If welfare was used in the way it was truly intended, then it would actually be an investment, because the claimant should be raised to a position where they can work, learn skills and pay taxes.

Round my former estate, which was a step up from the back to back terrace, it is now actually a worse place to live than the original surroundings, its all welfare, high crime, low thought processes and welfare dependency.Drugs don’t help much either, but there is little to aspire to as nowadays if you don’t stay on to higher education your life chances are very much worse.

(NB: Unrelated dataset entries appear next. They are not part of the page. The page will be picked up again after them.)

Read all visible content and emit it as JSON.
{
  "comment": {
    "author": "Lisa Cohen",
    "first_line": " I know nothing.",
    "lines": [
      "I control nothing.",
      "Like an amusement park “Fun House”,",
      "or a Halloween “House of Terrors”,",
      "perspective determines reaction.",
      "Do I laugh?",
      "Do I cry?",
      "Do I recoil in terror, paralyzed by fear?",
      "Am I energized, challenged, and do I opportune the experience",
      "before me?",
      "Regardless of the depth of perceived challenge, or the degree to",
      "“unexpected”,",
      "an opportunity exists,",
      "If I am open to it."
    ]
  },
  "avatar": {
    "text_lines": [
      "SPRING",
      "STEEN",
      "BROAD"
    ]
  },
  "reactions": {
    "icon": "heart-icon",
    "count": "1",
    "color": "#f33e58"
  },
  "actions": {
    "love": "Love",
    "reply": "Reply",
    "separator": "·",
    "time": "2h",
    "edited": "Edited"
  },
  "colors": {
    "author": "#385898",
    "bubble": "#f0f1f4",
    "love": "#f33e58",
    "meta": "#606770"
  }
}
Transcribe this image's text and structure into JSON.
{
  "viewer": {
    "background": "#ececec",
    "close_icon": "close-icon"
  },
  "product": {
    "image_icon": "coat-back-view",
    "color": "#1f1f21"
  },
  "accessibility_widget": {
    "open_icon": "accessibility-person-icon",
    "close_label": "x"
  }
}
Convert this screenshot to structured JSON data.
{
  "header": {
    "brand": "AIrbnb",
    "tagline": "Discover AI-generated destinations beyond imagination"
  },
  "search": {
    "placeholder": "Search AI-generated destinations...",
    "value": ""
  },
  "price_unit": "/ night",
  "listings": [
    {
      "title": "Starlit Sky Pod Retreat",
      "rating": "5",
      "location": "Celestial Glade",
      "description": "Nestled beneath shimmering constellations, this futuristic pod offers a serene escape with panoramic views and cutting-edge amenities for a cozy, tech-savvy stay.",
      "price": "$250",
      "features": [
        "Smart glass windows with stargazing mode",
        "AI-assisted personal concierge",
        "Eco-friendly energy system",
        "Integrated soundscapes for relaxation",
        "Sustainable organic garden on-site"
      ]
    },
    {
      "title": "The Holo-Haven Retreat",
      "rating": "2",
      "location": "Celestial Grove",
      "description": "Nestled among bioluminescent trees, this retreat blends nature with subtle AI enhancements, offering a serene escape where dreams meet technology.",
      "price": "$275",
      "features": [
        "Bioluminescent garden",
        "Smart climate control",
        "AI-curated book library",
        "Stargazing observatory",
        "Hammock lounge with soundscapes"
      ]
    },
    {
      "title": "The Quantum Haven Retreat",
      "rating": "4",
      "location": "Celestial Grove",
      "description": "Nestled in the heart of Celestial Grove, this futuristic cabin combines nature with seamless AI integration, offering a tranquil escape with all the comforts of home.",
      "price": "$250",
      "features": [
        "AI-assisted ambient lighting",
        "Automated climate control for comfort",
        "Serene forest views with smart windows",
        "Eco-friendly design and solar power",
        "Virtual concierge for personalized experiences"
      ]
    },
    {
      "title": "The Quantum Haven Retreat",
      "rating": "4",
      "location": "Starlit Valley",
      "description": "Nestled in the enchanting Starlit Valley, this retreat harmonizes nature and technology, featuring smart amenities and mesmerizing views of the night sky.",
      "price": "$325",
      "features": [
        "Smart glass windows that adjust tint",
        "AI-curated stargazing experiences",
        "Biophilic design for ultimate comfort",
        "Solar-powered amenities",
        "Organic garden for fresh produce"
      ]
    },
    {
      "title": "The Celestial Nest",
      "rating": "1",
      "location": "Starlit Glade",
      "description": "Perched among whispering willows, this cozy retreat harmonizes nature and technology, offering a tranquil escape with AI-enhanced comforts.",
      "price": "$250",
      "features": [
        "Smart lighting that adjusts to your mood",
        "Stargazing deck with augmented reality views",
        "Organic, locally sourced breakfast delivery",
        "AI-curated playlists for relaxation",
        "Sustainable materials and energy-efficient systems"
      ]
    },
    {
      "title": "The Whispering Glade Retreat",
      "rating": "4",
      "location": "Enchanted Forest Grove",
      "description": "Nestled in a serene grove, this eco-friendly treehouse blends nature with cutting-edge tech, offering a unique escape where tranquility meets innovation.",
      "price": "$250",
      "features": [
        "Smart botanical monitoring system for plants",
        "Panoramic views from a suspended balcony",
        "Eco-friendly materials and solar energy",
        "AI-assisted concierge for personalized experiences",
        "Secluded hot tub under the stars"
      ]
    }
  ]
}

The rents in the association homes are too high, which are paid by welfare, and it completely removes any financial benefit of working - as the income from low wages jobs is just enough to disqualify you from rent subsidy - you end up with the total costs of life and work as being worse off than on welfare.
Yes of course there is the self respect thing and building up a better prospect for the future, but you must realise that the future does not exist at this level. There is only now until the next payday, thats all there is.

The poor are not pretty, or charismatic, its not romantic, they are often boorish, rude, offensive and ill educated and ignorant - but when you are one, you do not feel that way at all, you don’t even notice it, if you get kicked you hardly feel it, because its normal.

You don’t feel sorry about it, its not like loads of self pity and plenty of folk are generally worse off, poor just is.

Great thread. I was also poor growing up, and I’ve remained poor my whole life. Mostly by choice. I have never had much ambition. I don’t really mind not having much money. Guess I’m just used to it. It is strange though, because many people who grew up as poor as me found themselves doubly motivated to escape poverty whereas it seems that I’ve just learned to embrace it, or at least live with it.

Oh, sure. But it happens so often now that I’m starting to find it funny.

A few questions (starting to get old hat, as I’m pretty much asking everyone it):

  1. What’s (in your opinion) the secret to life and/or happiness (feel free to answer each separately)?
  2. Are you religious/spiritual/atheist in any way, and how does that mesh with your experiences?